Where racism itself is concerned, I've seen it go from above ground to underground. The laws changed, inhibiting overt racism, which before, was approved, so it became something you didn't talk about and certain words you didn't say in front of certain people. Let the black people tell you about underground racism over the last 30+ years since the killing of King with at least a nod from J Edgar Hoover the Remover. There are plenty of books written, probably documentary films on the matter of corporate racism under the table where money changes hands. Laws is about as close as it looks like we're going to get for awhile. Real prison reform isn't going to happen any time soon. Convicting black people to prison for being black is so commonplace it can be called the system with meaning. My part, on the mountain, is seeing it and paying attention to it, being aware of it. I can't do anything beyond my own world about it, and I'm not a missionary for any cause, as far as I know, democracy maybe. In my world, I regard people I see or meet of another race the same as anyone white, as far as I know. I see individual people, have since birth.
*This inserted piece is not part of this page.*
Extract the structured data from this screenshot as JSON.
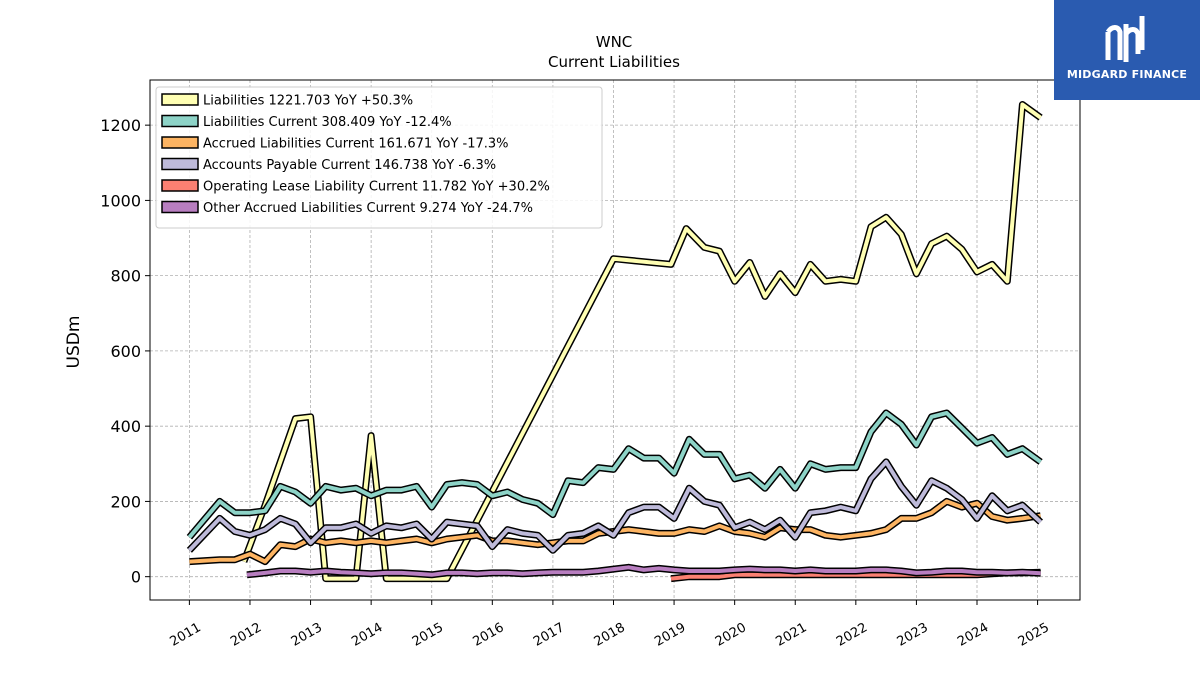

In a section of Kansas City, Kansas, called Argentine, where once had been a silver mine, and where then was a big railroad yard, a big one, I grew up in the white section. There was a Mexican section and a couple of black sections. As a white kid I didn't walk in either of those neighborhoods, same as kids from the Mexican or black neighborhoods stayed out of white neighborhoods. I would sometimes take a shortcut to the movie theater through the black section or the Mexican section when I felt brave enough. They looked like people to me. I couldn't see what was wrong with them. I never had a problem. Sometimes black kids would take a shortcut through a white neighborhood and that was ok. This is circa 1950. I had to walk by a black bar with a few old men sitting outside it in wooden chairs. We'd speak as I passed, became acquainted with a few from seeing them nearly every time I walked to the movie theater. An old man without teeth, whose mind was "not right," would rub his hands together and say, "Mush mush. Mush mush." I rubbed my hands and said, "Mush mush." He'd laugh. I'd laugh. It was our "hello." I always see him when my mind goes back to that time. The days of Amos and Andy. I see it a happy association between a black grandpa and a white kid. No problem between us, except the world we live in.